With their finances improving, other U.S. airlines are also spending for the first time in years to brighten and staff up airports for summer, the year's busiest travel period. The government has tweaked the air-traffic control system to reduce disruptions from storms.

But those efforts won't guarantee a smooth summer. With at least 207 million people expected to fly U.S. carriers this summer, up from 203 million last summer, the nation's air-travel system will be near capacity. Restive labor unions, tight airline staffing, continued bad weather, a new twist in security rules or other developments could make summer 2007 one to remember -- not in a good way.

Airlines are pushing their fleets and employees hard, with shorter stays at the gate between flights. Overall, there are more domestic and international flights this summer than last, and despite higher fares, many flights will be sold out.

Already this year, severe weather and crowded airfields have repeatedly caught airports and airlines unprepared, trapping planeloads of passengers on taxiways for hours. Unhappy workers at several big carriers publicly complain they are understaffed after bankruptcy-era staff cuts.

Morale tracks pay cuts

Even as airlines were cutting workers' pay and benefits and lengthening their hours in the post-9/11 travel downturn, airline unions for the most part soldiered on to save their companies.
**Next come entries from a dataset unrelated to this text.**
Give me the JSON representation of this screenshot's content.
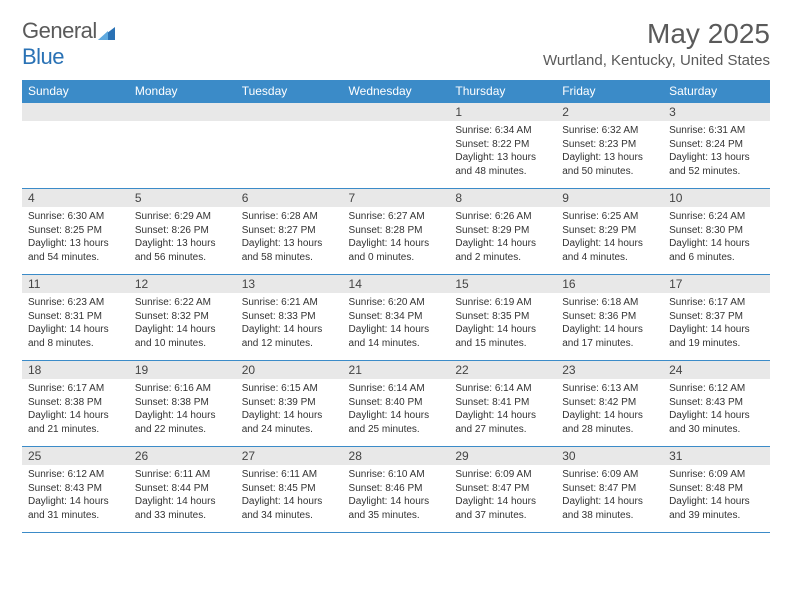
{
  "logo": {
    "word1": "General",
    "word2": "Blue",
    "text_color": "#5a5a5a",
    "accent_color": "#2a72b5"
  },
  "title": "May 2025",
  "location": "Wurtland, Kentucky, United States",
  "weekday_header_bg": "#3b8bc8",
  "weekday_header_fg": "#ffffff",
  "daynum_bg": "#e8e8e8",
  "border_color": "#3b8bc8",
  "weekdays": [
    "Sunday",
    "Monday",
    "Tuesday",
    "Wednesday",
    "Thursday",
    "Friday",
    "Saturday"
  ],
  "weeks": [
    [
      null,
      null,
      null,
      null,
      {
        "n": "1",
        "sunrise": "6:34 AM",
        "sunset": "8:22 PM",
        "daylight": "13 hours and 48 minutes."
      },
      {
        "n": "2",
        "sunrise": "6:32 AM",
        "sunset": "8:23 PM",
        "daylight": "13 hours and 50 minutes."
      },
      {
        "n": "3",
        "sunrise": "6:31 AM",
        "sunset": "8:24 PM",
        "daylight": "13 hours and 52 minutes."
      }
    ],
    [
      {
        "n": "4",
        "sunrise": "6:30 AM",
        "sunset": "8:25 PM",
        "daylight": "13 hours and 54 minutes."
      },
      {
        "n": "5",
        "sunrise": "6:29 AM",
        "sunset": "8:26 PM",
        "daylight": "13 hours and 56 minutes."
      },
      {
        "n": "6",
        "sunrise": "6:28 AM",
        "sunset": "8:27 PM",
        "daylight": "13 hours and 58 minutes."
      },
      {
        "n": "7",
        "sunrise": "6:27 AM",
        "sunset": "8:28 PM",
        "daylight": "14 hours and 0 minutes."
      },
      {
        "n": "8",
        "sunrise": "6:26 AM",
        "sunset": "8:29 PM",
        "daylight": "14 hours and 2 minutes."
      },
      {
        "n": "9",
        "sunrise": "6:25 AM",
        "sunset": "8:29 PM",
        "daylight": "14 hours and 4 minutes."
      },
      {
        "n": "10",
        "sunrise": "6:24 AM",
        "sunset": "8:30 PM",
        "daylight": "14 hours and 6 minutes."
      }
    ],
    [
      {
        "n": "11",
        "sunrise": "6:23 AM",
        "sunset": "8:31 PM",
        "daylight": "14 hours and 8 minutes."
      },
      {
        "n": "12",
        "sunrise": "6:22 AM",
        "sunset": "8:32 PM",
        "daylight": "14 hours and 10 minutes."
      },
      {
        "n": "13",
        "sunrise": "6:21 AM",
        "sunset": "8:33 PM",
        "daylight": "14 hours and 12 minutes."
      },
      {
        "n": "14",
        "sunrise": "6:20 AM",
        "sunset": "8:34 PM",
        "daylight": "14 hours and 14 minutes."
      },
      {
        "n": "15",
        "sunrise": "6:19 AM",
        "sunset": "8:35 PM",
        "daylight": "14 hours and 15 minutes."
      },
      {
        "n": "16",
        "sunrise": "6:18 AM",
        "sunset": "8:36 PM",
        "daylight": "14 hours and 17 minutes."
      },
      {
        "n": "17",
        "sunrise": "6:17 AM",
        "sunset": "8:37 PM",
        "daylight": "14 hours and 19 minutes."
      }
    ],
    [
      {
        "n": "18",
        "sunrise": "6:17 AM",
        "sunset": "8:38 PM",
        "daylight": "14 hours and 21 minutes."
      },
      {
        "n": "19",
        "sunrise": "6:16 AM",
        "sunset": "8:38 PM",
        "daylight": "14 hours and 22 minutes."
      },
      {
        "n": "20",
        "sunrise": "6:15 AM",
        "sunset": "8:39 PM",
        "daylight": "14 hours and 24 minutes."
      },
      {
        "n": "21",
        "sunrise": "6:14 AM",
        "sunset": "8:40 PM",
        "daylight": "14 hours and 25 minutes."
      },
      {
        "n": "22",
        "sunrise": "6:14 AM",
        "sunset": "8:41 PM",
        "daylight": "14 hours and 27 minutes."
      },
      {
        "n": "23",
        "sunrise": "6:13 AM",
        "sunset": "8:42 PM",
        "daylight": "14 hours and 28 minutes."
      },
      {
        "n": "24",
        "sunrise": "6:12 AM",
        "sunset": "8:43 PM",
        "daylight": "14 hours and 30 minutes."
      }
    ],
    [
      {
        "n": "25",
        "sunrise": "6:12 AM",
        "sunset": "8:43 PM",
        "daylight": "14 hours and 31 minutes."
      },
      {
        "n": "26",
        "sunrise": "6:11 AM",
        "sunset": "8:44 PM",
        "daylight": "14 hours and 33 minutes."
      },
      {
        "n": "27",
        "sunrise": "6:11 AM",
        "sunset": "8:45 PM",
        "daylight": "14 hours and 34 minutes."
      },
      {
        "n": "28",
        "sunrise": "6:10 AM",
        "sunset": "8:46 PM",
        "daylight": "14 hours and 35 minutes."
      },
      {
        "n": "29",
        "sunrise": "6:09 AM",
        "sunset": "8:47 PM",
        "daylight": "14 hours and 37 minutes."
      },
      {
        "n": "30",
        "sunrise": "6:09 AM",
        "sunset": "8:47 PM",
        "daylight": "14 hours and 38 minutes."
      },
      {
        "n": "31",
        "sunrise": "6:09 AM",
        "sunset": "8:48 PM",
        "daylight": "14 hours and 39 minutes."
      }
    ]
  ],
  "labels": {
    "sunrise": "Sunrise:",
    "sunset": "Sunset:",
    "daylight": "Daylight:"
  }
}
But a recent round of generous executive payouts, coupled with their own diminished paychecks, have put many airline workers in a foul mood. That heightens the chance for trip disruptions if workers feel less inclined to go the extra mile for their employers.

With planes routinely flying 80% or more full, "Any labor disruption is something the industry is really vulnerable to," says Denver-based airline consultant Michael Boyd.

Unions at four of the USA's biggest airlines -- American, United, Northwest and US Airways -- have been publicly venting at management, picketing and buying newspaper ads and billboards. A common thread among the protests is frustration with the deep pay cuts and heavier work schedules that unions accepted to save their companies after Sept. 11, 2001.

Pilots at United, which emerged from Chapter 11 bankruptcy 16 months ago, complain the airline has scheduled them this summer with little or no margin for the unexpected.